The benefits from gardening come from two different places. First of all because gardening most of the time offers time spent outdoors, these outside spaces can reduce the feeling of isolation and keep the patents sense of well-being high. Reports even show that dementia patients are less violent when staying in a place where a garden is near, so gardening and outdoors can help with the life quality of patients, too. The second thing that gardening provides is also physical activity, that is fundamental to us feeling good, healthy and strong. The physical aspect of gardening keeps people moving and provides activity that isn’t very vigorous but still will give great benefits to all, but especially to cancer patients.
As of right now outdoors gardening is not common as a type of treatment that is prescribed by doctors, but, for example doctors that practice at the Bow Centre in London already sees the benefits of gardening and don’t hesitate to recommend it to their patients, even those that don’t suffer from serious conditions. That is because gardening also can help people to overall better their wellbeing, promotes better sleep and can reduce stress, depression, loneliness and anxiety levels. On top of that if people feel good and sleep well, they also are less likely to visit their General practitioner or seek the help from other doctors. And that in return could limit the amount of time GP’s need to spend on patients, whose problems are social in nature, and concentrate on patients, who really need doctor’s attention.
It might seem that gardening as a treatment is weird, but it gives doctors a way to refer their patients to a non-clinical options instead of just prescribing different medicine. Research shows that about 20% of all GP patent cases are problems with social causes, and therefore they could be also resolved by social prescriptions such as gardening. Because if we love more balanced life without as much stress, anxiety and tiredness and better sleep, then we feel better and can also avoid conditions like heart disease and obesity, which is known to lead to a whole new set of health problems.

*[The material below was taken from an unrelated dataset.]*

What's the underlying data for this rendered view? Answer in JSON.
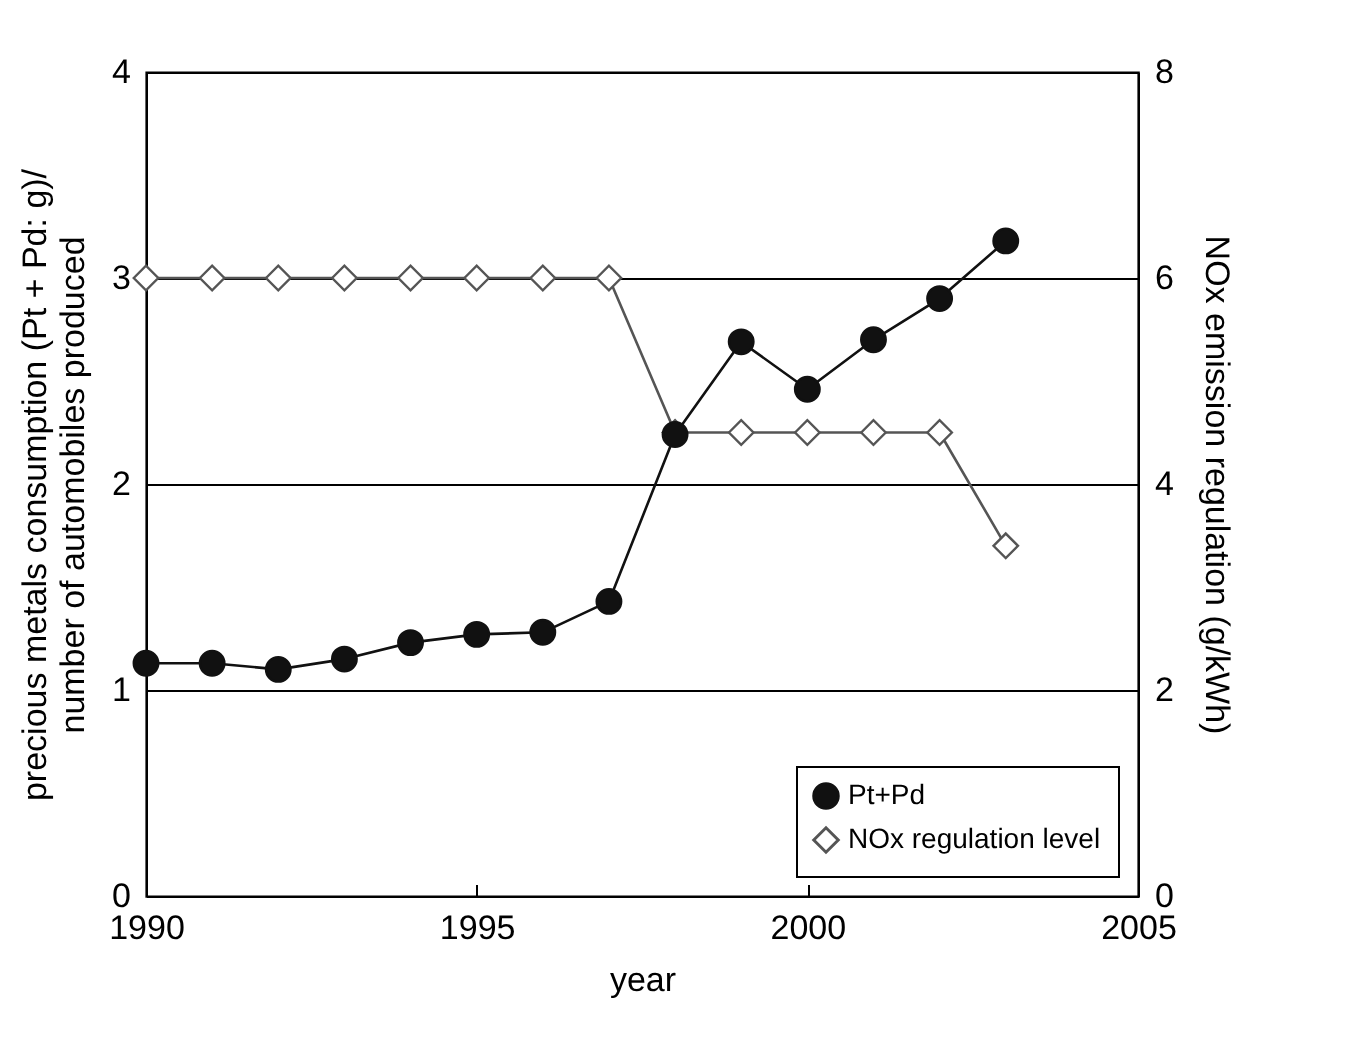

But how can you practice gardening if you live in the middle of the city with no garden available to you. UK doctors actually have already stared a network of gardens, where patients, doctors, nurses and residents work together to grow their own vegetables. Moreover, the King’s College hospital is teaching their patients how to garden, and then the patients can sell the food they have grown to the hospital, which will be used to feed other patients. So gardening really is not only a way to grow food and maybe earn a little extra money, but also a way to keep yourself healthy and your well-being at all-time high.
But if you want to garden and there is no option for you to do so in an actual garden, you can even try to do it indoors with grow lights, on your windowsill or balcony. Granted this won’t give the benefits of working outdoors, but it still can ease you stress levels and serve as a therapeutic practice, so you can enjoy some of the gardening benefits and can overall live a better life.